LAW & EDUCATION
Harvard Freshman Selection Litigation
Earlier this year, I briefly wrote about one aspect of the current litigation instituted by the group “Students for Fair Admissions” (the “SFA”) against Harvard College [See the June/July, 2018 issue of Education Update for background information concerning the litigation]. The focus of this earlier article was the confidentiality of college applications. However, the principal issue of the litigation is whether affirmative action can be utilized as part of the admissions process, by an educational institution receiving federal funding, in order to achieve the type of diverse community which the institution believes is a necessary part of its educational mission.
The use of affirmative action has been previously discussed [See the September/October, 2013 and the January/February, 2016 issues of Education Update] in connection with another litigation also sponsored by the SFA. In “Fisher v. University of Texas at Austin”, the conservative Justices then on the U.S. Supreme Court raised serious questions regarding the need for continued use of affirmative action as part of the holistic approach being taken by most colleges, including Harvard, in determining the make-up of its entering freshman class. At that time, the Court permitted the continued use of affirmative action provided that “strict scrutiny” was utilized. Strict scrutiny permits the use of affirmative action if a showing can be made that other permitted techniques would not accomplish the desired objective.
The SFA structured the Harvard litigation in an attempt to, again, bring the issue of affirmative action before the Supreme Court at a time when the Court has become more conservative. As a result, there is a possibility that the use of affirmative action in the college selection process may be coming to an end.
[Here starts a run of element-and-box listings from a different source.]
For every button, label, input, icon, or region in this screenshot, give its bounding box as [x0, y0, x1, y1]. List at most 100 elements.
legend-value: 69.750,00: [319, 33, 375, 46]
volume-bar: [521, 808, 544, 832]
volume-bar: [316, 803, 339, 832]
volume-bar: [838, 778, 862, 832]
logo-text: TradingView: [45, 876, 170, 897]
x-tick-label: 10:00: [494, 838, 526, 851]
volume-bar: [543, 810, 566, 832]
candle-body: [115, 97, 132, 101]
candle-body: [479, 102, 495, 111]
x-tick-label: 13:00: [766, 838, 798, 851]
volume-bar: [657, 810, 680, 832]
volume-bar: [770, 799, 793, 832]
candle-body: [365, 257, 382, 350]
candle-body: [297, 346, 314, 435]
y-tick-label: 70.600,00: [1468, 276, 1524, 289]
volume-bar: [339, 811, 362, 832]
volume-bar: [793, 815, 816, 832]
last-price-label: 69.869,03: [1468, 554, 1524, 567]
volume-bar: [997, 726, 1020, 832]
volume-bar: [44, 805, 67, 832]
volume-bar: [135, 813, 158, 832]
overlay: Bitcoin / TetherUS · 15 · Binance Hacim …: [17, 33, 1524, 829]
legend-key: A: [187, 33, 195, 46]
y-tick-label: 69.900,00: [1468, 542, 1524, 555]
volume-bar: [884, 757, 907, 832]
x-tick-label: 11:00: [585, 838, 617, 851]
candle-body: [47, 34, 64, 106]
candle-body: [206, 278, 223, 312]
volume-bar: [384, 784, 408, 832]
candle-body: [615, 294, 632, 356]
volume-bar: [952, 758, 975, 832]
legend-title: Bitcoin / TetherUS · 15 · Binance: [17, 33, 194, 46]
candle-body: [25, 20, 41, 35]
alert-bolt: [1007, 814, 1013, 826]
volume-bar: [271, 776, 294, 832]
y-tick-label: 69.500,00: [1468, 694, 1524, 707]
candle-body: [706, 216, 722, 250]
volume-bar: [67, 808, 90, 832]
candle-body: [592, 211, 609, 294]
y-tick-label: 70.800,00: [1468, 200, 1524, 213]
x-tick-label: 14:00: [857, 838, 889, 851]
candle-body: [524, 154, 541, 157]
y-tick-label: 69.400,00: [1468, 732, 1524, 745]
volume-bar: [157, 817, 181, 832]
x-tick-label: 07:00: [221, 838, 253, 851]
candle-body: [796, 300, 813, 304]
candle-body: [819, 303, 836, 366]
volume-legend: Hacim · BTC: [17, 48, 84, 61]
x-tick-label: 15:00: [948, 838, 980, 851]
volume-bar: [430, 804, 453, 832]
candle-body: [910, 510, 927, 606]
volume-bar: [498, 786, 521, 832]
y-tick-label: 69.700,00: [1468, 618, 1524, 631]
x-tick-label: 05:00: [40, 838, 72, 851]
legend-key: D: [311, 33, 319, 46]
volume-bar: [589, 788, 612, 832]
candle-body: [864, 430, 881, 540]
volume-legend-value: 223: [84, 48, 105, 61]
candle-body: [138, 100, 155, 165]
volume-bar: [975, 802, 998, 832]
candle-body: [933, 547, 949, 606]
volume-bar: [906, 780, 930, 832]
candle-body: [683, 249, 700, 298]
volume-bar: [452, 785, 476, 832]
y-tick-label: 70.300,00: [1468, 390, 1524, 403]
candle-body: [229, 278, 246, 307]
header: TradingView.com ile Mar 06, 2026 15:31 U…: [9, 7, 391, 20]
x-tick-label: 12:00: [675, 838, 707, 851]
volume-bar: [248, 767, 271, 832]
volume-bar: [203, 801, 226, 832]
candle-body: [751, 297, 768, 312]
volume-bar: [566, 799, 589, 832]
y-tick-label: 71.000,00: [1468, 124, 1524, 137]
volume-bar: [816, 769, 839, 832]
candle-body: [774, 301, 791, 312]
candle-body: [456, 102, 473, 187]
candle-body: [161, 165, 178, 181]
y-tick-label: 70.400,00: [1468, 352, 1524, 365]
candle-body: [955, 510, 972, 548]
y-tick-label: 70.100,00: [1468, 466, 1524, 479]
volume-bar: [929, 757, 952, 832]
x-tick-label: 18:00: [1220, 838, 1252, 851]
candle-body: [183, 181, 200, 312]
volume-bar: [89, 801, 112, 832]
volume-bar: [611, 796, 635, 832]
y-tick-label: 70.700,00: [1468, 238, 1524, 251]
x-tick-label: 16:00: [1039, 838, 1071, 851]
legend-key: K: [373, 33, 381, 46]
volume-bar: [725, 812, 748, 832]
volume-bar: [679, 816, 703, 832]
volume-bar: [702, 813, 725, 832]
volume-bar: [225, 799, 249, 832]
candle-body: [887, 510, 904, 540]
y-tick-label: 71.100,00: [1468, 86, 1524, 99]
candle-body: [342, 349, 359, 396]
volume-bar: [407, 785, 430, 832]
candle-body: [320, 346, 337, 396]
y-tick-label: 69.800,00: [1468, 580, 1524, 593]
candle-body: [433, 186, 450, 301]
The underlying facts of the case are interesting. In essence, the argument by the SFA is that Asian-American applicants to Harvard are discriminated against and held to a higher standard, in favor of both Caucasians as well as other minority groups. The SFA says that proof of such discrimination is that the percentage of Asian-Americans admitted to Harvard is significant less that the percentage of Asian-Americans applying to Harvard with high academic achievements.
Although 22.9 percent of this year’s freshman class at Harvard is Asian-American, if only academic achievements were considered, over 40 percent of the class would be Asian-American. At the same time, 15.2 percent of Harvard’s freshman class is African-American and 12.3 percent is Latino. Harvard contends (and the SFA appears to agree) that if race were not able to be considered during the admissions process, the percentage of African-American admittees would significantly decline.
In recruiting for its freshman class, more than 40,000 completed applications were received by Harvard for approximately 2,000 slots and, of this pool of applicants, over 3,400 had perfect SAT math scores, over 2,700 had perfect SAT verbal scores and over 8,000 of the domestic applicants had perfect high school grade point averages.
What complicates the matter is that, although approximately 2,000 freshman slots are available annually, certain applicants are favored in the first instance, as Harvard has a legacy system which significantly increases the probability of admission to qualified students whose parents or other relatives attended Harvard, as well as to students whose family have made, or are expected to make, significant monetary contributions to Harvard, to students of “exceptional athletic ability” and to students who are children of faculty members. These favored groups, which currently are overwhelmingly Caucasian, constitute nearly 40 percent of the high school seniors ultimately admitted to Harvard.
Although there have been several weeks of oral testimony, both Harvard and the SFA are relying upon, and have submitted to the District Court, a voluminous expert economic analysis of the underlying admissions data to bolster their respective claims. Fortunately, these submissions (with minor redactions) are part of the court record, are publicly available and are an interesting read. However, different conclusions are reached depending on the particular study.
The Harvard study claims that the SFA study is flawed, while the SFA study argues that Harvard’s conclusions contain an unconscious bias against Asian-Americans. Harvard alleges that the SFA does not understand the full nature of its selection process, which includes not just a review of academic performance from an academically exceptional pool of applicants, but also is based upon a variety of non-academic factors. The SFA contends that certain of such non-academic factors permit a bias to develop and that this bias has disadvantaged Asian-Americans. Harvard has countered that the economic study submitted on behalf of the SFA fails to include some non-academic factors as they are much harder to quantify, and that the SFA study does not adequately consider the overall context of an applicant’s application, such as the quality of the applicant’s high school, the applicant’s socioeconomic circumstances and the resources and opportunities that may, or may not, be available to the applicant, and concludes that the SFA study is too weak to provide reliable statistical evidence of bias.
Thus, there is no certainty as to how the District Court will rule but, whatever the ruling, it is probable that the result will be appealed and may slowly wind its way to the U.S. Supreme Court. However, and in the interim, the litigation has revealed a significant amount of information concerning the admission process at Harvard, how applications are considered, the preference given to legacy and others applicants, and the imperfections of the process. #
Arthur Katz, a corporate attorney, is Of Counsel to the New York City law firm of Otterbourg, P.C.